Regulation is necessary

Story by Raga Justin, news editor

Desperately pleading, terrified by the cold glint of metal winking at her from a gloved hand, a schoolteacher begs for the lives of the first-graders huddled behind her. But her cries fall on deaf ears, and before her unseeing eyes little bodies start falling to the floor.

Gun control is a highly contentious issue that has polarized the nation, gaining prominence in recent years as the number of mass shootings spikes. The crux of the matter is this: yes, people hold the guns, and yes, people are the real killers, but here we are basically pushing into their hands the means to endless destruction.

What is it about the word ‘control’ that makes so many people see red? Is it our American arrogance? Our penchant for the extreme and the need to push beyond the safe zone? Our crippling, clinging dependence on the notion of “freedom” that invariably comes up anytime anyone tries to make a change?  

To me, freedom is not synonymous to having 35 military-grade weapons stored in the basement. And it’s not synonymous to a man plagued by hallucinations and ‘messages from God’ being able to walk out of a gun show with countless rifles, as easily as I could buy a pack of gum from a convenience store.

Control does not mean men in black suits will whisk your guns away the moment new laws are passed restricting them. Rather, it means curbing the overly excessive purchase of guns and ammunition—a reported $31.8 billion industry.

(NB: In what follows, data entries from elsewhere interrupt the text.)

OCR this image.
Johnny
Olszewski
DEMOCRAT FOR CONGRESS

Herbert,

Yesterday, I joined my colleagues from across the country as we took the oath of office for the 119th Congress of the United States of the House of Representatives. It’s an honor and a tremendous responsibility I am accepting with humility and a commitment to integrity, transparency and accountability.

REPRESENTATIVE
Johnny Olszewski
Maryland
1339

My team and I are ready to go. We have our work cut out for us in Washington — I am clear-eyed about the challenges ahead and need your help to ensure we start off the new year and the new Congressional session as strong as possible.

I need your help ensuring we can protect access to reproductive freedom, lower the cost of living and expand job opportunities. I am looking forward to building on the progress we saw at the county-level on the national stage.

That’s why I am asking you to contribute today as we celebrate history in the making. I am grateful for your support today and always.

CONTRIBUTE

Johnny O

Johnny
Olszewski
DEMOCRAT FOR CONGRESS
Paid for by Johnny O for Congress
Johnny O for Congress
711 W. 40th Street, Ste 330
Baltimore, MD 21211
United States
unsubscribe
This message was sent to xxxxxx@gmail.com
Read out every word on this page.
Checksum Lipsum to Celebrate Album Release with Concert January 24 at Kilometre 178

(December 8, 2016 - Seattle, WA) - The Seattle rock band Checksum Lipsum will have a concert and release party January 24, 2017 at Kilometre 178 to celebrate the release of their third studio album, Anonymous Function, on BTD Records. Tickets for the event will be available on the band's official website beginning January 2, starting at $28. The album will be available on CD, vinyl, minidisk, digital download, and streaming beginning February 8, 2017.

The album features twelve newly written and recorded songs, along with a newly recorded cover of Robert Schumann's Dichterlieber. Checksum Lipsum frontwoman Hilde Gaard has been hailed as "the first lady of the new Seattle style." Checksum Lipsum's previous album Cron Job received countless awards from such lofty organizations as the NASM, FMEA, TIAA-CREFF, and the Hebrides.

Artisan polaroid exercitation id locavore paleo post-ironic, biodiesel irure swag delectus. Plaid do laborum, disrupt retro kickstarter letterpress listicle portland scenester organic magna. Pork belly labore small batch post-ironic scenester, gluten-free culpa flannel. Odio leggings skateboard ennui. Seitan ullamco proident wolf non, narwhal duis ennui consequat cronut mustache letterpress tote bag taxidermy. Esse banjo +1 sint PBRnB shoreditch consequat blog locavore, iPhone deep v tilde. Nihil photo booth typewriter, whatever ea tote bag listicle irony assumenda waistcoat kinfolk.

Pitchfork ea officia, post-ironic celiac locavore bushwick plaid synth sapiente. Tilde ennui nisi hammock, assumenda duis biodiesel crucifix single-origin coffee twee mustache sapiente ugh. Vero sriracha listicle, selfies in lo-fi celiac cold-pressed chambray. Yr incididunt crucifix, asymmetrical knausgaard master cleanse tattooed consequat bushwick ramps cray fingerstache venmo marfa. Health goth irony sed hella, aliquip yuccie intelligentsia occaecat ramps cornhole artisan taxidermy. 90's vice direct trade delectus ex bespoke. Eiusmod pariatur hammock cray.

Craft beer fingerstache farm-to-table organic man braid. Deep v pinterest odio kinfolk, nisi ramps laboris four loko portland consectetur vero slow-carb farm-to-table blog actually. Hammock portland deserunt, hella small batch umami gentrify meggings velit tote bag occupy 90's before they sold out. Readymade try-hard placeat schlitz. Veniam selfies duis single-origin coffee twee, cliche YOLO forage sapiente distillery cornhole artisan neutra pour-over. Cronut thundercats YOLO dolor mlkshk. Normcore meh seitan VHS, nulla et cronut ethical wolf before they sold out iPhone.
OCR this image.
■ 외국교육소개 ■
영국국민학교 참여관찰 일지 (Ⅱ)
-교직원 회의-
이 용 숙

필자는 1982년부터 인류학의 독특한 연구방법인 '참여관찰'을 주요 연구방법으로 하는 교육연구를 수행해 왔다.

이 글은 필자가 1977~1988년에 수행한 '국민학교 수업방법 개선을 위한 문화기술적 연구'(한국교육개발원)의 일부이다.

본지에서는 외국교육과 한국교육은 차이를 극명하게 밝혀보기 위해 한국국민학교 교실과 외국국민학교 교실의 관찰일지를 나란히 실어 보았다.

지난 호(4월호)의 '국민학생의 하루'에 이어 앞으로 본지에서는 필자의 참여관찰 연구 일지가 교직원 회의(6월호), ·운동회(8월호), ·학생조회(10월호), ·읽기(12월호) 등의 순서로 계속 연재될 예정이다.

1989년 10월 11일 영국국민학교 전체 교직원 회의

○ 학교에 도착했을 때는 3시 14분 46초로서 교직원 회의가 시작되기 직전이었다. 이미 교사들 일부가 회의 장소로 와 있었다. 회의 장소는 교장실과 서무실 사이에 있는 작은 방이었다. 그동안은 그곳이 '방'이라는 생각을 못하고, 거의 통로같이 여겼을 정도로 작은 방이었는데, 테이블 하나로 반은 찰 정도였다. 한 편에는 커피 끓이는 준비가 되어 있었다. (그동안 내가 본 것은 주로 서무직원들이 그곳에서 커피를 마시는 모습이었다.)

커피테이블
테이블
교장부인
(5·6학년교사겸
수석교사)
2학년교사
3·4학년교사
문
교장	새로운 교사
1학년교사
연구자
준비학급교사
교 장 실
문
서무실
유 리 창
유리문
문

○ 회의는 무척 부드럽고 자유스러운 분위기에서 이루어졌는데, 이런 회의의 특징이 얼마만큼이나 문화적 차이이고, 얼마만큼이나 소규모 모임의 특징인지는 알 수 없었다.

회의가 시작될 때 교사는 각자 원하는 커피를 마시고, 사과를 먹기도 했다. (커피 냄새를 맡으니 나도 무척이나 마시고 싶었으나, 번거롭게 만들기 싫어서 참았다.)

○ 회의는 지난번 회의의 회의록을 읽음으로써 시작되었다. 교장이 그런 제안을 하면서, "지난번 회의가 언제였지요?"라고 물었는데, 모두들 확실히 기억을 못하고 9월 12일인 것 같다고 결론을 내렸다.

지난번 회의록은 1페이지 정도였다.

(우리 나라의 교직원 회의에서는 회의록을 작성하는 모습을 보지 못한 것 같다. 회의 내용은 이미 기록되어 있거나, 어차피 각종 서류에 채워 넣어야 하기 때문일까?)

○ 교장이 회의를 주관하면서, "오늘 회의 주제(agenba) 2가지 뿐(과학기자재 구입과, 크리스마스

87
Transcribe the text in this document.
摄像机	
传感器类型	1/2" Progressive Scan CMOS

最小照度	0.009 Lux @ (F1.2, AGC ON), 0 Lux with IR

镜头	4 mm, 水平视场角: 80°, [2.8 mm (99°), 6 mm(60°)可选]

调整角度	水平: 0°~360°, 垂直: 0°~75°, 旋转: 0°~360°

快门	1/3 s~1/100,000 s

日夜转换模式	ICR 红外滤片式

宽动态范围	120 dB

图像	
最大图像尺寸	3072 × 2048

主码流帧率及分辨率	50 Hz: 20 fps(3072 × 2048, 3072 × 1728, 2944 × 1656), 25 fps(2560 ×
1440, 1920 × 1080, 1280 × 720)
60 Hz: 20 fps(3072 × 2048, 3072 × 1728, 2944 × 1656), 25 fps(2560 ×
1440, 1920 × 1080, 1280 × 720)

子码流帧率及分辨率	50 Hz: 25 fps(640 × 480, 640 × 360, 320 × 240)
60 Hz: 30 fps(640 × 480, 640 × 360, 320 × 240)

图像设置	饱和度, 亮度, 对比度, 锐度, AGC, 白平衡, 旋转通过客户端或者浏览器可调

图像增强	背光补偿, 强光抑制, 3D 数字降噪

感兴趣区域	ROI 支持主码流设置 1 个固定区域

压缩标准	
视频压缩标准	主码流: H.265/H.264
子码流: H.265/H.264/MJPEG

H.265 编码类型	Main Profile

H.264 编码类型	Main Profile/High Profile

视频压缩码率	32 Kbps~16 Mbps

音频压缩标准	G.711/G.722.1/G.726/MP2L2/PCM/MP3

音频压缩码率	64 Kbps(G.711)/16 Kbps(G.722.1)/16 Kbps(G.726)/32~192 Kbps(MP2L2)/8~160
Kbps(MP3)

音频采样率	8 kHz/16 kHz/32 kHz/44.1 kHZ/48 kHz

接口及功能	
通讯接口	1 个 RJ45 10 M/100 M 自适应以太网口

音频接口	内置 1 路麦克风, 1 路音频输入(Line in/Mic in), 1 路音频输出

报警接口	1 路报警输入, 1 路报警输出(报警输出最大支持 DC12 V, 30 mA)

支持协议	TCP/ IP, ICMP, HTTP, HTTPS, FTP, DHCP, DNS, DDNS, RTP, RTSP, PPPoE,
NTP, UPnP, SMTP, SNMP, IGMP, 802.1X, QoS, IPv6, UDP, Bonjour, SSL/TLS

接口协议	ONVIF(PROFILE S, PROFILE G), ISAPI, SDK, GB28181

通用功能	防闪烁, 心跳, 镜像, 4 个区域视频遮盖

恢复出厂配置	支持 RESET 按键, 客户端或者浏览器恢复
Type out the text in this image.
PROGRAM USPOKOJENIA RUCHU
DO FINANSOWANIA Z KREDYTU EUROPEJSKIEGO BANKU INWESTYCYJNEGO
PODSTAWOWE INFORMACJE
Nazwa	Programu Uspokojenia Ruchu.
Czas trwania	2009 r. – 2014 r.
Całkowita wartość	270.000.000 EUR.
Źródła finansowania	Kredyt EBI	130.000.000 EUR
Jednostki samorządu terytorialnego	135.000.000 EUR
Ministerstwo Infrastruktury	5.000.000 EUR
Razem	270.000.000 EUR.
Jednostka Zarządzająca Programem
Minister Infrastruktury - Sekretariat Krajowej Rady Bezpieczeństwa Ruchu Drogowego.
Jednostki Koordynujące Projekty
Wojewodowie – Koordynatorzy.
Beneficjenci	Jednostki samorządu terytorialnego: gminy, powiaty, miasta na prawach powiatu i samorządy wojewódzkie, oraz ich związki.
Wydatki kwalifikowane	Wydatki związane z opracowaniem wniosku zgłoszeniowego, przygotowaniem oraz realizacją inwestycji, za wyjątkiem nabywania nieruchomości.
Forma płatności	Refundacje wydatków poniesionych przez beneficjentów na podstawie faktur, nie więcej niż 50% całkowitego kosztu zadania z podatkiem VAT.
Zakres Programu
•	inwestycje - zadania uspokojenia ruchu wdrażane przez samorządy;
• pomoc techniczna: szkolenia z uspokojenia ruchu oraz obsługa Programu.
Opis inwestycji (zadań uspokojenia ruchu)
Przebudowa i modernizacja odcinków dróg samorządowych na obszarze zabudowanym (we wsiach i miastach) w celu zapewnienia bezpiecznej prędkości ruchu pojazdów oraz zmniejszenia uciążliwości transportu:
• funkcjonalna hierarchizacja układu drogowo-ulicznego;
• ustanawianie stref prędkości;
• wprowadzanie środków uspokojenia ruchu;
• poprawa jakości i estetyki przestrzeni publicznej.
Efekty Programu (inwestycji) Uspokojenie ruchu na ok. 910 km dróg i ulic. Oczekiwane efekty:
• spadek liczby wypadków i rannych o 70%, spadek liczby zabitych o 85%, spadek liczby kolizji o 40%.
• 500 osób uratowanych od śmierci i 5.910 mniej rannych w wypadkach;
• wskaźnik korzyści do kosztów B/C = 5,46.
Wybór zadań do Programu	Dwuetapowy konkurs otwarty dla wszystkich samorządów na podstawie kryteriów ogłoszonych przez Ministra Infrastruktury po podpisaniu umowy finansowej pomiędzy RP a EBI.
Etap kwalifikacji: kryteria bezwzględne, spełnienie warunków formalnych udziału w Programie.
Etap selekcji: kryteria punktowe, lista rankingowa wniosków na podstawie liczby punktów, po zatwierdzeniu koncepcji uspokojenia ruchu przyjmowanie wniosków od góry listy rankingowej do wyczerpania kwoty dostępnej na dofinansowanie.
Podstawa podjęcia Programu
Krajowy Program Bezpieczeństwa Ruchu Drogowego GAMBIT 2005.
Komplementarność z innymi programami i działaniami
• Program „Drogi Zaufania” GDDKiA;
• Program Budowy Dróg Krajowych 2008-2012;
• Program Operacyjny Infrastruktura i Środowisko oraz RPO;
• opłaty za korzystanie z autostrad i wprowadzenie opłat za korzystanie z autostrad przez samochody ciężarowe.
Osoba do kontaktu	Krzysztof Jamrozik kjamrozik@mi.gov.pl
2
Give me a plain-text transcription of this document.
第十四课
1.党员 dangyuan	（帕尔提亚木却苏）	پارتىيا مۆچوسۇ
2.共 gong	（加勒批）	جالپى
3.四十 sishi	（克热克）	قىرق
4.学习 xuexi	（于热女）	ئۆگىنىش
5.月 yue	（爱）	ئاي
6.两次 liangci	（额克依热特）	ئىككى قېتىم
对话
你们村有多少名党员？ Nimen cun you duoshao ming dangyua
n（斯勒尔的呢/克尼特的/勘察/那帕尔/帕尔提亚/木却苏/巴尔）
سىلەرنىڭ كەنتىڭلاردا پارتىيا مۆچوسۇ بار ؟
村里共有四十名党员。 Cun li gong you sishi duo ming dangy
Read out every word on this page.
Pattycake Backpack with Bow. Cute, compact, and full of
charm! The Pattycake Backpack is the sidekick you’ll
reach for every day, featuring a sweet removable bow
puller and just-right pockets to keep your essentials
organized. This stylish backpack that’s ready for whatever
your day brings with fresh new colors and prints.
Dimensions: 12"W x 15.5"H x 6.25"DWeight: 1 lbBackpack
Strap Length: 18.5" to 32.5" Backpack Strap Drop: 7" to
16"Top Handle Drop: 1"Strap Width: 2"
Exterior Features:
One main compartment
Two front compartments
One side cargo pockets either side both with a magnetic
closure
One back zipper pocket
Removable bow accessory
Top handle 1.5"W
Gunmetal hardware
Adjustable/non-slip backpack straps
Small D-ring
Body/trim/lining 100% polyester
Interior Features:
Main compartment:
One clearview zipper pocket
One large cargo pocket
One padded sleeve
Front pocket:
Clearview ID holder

While the government monitors guns bought through the number of background checks run, there are millions more being bought quietly and unobtrusively in private sales and gun shows, meaning no background checks required. Meaning anyone—literally anyone—with a little bit of cash can end up with a whole lot of guns.

I’m no political wunderkind, but something isn’t quite right. When we have made it so easy to purchase weapons with the potential to annihilate, to cause mass panic and heartbreak, it is time for some serious self-reflection.

When we have made it so easy to purchase weapons with the potential to annihilate, to cause mass panic and heartbreak, it is time for some serious self-reflection.

— Raga Justin

On another note, a prominent argument utilized by the faction that vehemently opposes gun control is a call for improvements in mental illness treatment. But the thing is, mental illness is a vague and specious thing, with no clear qualifications and numerous exceptions. You can’t get everyone. And even if you do, guns are still there, just waiting to be handled by a potential psychopath who slipped through the system.

I’m not arguing against improved mental health treatment, but stopping there and pretending like that’s a viable solution isn’t in anyone’s best interests. It’s not solving the problem; it’s skirting it.

We can do something. We can face this issue head-on, squarely and unflinchingly, and realize that what we’re doing is blindly selling murderers the objects that will eventually cause of our downfalls. We can stop making excuses. And we can finally use the real freedom guaranteed to us so many years ago, freedom in the best and truest sense of the word—the freedom to live.